Si un barrage se forme, une chaloupe s'y dirige tout de suite. Les porteurs de leviers travaillent alors, pendant que les deux autres, armés de perches s'arc-boutent, chacun à une extrémité de l'embarcation, la maintenant immobile dans les endroits les plus dangereux.
L'adresse et la force de ces hommes ne souffrent pas de comparaison. Ils ont une telle solidité dans les muscles, qu'il peuvent conduire une chaloupe d'une rive à l'autre, dans les plus puissants rapides, sans céder un pouce au courant.
A joliette, une jam s'était formée sur le barrage d'un moulin, en amont de la ville.

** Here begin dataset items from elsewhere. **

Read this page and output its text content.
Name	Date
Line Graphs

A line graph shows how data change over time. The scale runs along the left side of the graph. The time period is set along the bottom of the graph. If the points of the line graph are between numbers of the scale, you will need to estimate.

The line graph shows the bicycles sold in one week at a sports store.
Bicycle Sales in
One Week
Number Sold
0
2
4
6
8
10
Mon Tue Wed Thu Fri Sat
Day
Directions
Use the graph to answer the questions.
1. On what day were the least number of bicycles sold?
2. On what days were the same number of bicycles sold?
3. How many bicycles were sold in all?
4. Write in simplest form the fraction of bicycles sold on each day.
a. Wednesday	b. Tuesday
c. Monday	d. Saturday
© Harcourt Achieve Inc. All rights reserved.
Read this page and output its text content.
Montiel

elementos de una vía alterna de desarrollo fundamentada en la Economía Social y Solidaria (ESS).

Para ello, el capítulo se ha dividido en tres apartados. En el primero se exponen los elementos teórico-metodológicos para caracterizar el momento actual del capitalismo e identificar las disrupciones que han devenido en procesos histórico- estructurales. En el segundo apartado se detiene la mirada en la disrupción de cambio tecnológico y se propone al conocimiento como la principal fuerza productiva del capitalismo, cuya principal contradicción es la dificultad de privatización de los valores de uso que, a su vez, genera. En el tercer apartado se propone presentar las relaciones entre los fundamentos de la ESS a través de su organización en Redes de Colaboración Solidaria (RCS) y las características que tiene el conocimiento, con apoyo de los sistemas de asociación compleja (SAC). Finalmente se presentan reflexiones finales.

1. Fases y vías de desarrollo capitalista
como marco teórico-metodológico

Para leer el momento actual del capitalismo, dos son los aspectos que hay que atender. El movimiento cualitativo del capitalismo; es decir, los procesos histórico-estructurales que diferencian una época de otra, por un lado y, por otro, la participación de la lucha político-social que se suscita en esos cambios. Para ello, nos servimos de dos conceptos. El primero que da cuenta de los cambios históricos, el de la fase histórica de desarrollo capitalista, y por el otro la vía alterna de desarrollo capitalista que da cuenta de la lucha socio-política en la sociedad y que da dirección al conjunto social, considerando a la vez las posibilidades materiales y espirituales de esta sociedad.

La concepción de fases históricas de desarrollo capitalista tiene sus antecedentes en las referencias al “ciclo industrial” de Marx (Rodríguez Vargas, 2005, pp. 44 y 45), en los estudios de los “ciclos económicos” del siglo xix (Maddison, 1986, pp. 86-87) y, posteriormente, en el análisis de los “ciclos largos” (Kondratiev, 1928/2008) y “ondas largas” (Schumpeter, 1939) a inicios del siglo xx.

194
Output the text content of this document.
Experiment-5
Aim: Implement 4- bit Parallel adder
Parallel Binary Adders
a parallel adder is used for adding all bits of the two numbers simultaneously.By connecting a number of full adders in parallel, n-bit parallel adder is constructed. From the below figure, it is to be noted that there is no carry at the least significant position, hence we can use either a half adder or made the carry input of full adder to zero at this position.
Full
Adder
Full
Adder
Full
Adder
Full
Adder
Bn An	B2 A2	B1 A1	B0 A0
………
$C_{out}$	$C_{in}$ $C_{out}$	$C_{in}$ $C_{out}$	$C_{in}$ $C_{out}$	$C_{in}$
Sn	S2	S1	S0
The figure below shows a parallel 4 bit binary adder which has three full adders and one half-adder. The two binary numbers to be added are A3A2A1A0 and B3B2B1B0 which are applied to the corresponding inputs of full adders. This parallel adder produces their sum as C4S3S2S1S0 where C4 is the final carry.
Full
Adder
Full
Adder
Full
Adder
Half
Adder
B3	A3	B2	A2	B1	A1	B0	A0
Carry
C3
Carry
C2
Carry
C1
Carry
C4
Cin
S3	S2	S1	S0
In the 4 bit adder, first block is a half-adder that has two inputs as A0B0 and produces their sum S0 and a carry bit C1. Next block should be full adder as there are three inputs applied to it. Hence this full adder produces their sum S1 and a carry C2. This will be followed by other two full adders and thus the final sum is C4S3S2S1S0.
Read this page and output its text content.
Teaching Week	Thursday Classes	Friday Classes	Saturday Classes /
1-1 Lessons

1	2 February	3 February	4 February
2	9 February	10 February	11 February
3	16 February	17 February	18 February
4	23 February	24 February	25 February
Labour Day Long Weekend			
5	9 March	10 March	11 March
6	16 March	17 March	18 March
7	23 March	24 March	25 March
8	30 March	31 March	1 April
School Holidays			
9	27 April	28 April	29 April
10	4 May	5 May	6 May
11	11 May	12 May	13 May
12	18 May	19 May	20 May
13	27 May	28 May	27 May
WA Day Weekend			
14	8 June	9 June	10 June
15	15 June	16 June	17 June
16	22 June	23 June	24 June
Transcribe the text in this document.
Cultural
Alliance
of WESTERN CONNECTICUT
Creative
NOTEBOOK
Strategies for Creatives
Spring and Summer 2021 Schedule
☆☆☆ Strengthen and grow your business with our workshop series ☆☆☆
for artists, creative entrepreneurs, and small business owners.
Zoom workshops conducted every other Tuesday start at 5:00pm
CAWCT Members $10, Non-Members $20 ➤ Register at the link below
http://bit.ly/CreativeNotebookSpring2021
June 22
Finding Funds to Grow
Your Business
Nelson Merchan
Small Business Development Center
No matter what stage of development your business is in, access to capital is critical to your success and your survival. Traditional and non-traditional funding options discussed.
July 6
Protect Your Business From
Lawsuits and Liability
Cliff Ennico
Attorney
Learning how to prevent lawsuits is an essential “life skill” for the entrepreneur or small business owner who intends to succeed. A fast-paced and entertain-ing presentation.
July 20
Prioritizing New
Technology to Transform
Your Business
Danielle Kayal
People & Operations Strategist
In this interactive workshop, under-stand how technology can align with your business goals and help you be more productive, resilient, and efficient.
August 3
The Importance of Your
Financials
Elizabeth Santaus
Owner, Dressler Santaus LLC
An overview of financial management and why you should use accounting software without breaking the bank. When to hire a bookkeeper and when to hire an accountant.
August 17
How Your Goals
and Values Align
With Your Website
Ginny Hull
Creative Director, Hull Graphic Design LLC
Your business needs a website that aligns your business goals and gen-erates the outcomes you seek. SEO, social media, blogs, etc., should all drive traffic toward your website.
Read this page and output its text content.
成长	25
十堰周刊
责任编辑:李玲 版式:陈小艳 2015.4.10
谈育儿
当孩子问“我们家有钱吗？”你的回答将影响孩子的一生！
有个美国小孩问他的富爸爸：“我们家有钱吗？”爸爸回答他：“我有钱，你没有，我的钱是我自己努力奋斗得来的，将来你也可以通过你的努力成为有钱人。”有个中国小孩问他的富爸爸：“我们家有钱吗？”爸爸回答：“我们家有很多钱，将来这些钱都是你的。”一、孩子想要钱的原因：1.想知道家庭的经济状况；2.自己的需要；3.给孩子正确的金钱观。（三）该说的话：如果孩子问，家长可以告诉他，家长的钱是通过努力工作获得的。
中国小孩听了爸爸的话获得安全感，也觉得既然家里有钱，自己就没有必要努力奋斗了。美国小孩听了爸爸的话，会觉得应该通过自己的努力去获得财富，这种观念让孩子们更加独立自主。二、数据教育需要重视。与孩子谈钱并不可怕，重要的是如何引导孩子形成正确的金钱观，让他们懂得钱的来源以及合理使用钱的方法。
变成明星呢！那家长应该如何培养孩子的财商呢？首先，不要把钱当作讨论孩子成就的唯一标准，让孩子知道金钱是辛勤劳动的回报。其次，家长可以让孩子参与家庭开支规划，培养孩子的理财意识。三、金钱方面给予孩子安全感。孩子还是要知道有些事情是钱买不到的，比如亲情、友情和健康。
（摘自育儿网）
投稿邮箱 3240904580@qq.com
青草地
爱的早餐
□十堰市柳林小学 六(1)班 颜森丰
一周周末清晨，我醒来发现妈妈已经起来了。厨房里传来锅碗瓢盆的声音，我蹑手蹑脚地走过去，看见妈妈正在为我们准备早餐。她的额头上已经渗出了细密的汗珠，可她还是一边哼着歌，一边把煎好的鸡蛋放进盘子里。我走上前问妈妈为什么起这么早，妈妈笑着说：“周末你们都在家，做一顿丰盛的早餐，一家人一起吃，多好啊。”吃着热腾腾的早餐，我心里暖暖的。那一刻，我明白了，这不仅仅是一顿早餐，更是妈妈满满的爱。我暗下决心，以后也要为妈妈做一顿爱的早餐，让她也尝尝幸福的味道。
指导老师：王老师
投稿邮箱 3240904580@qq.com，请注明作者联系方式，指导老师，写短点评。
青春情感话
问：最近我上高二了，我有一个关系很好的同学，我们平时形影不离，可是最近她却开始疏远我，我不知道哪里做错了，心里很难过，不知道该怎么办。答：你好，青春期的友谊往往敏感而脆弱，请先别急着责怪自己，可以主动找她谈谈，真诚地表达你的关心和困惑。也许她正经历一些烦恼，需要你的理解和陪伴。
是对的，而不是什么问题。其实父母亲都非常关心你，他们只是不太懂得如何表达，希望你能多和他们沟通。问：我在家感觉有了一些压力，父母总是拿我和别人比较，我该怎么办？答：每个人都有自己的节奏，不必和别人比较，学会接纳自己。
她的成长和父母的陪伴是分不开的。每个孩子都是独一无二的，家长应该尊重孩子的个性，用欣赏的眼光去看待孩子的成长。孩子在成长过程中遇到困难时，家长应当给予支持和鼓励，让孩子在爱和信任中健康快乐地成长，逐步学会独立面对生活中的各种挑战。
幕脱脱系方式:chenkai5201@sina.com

Un équipage arrive immédiatement sur les lieux. En quelques instants, la circulation est rétablie, mais menace d'être de nouveau embarrassée par un amas de billots qui se forme au pied de la digue. Celle-ci domine le niveau de l'aval de la rivière de sept à huit pieds. Son déversoir livre passage à une nappe d'eau de trois pieds de profondeur.
Il est facile de concevoir la force d'attraction engendrée par cette masse énorme, attirée par une chute de huit pieds. Les hommes n'hésitent aucunement.
Laissant leurs perches gratter obliquement le fond de la rivière, ils permettent à la chaloupe de glisser avec précaution et lentement jusqu'à la chute.
Arrivé au barrage, l'homme de l'avant qui tient sa perche en arrêt la fiche solidement dans le bois de la digue, se campe sur le pont de l'embarcation, et, d'un effort surhumain, arrête net la chaloupe. Son camarade de l'arrière se cramponne à son tour.
Une bonne assise de fond, trouvée pour la perche, leur permet de laisser encore l'embarcation suivre le fil de l'eau, de manière que la demi-partie antérieure de la chaloupe arrive à surplomber, dans le vide, le gouffre liquide; et plus rien ne bouge.
Les deux hommes armés de leviers, se penchent alors en dehors de la barque et travaillent à leur aise à déloger les billots.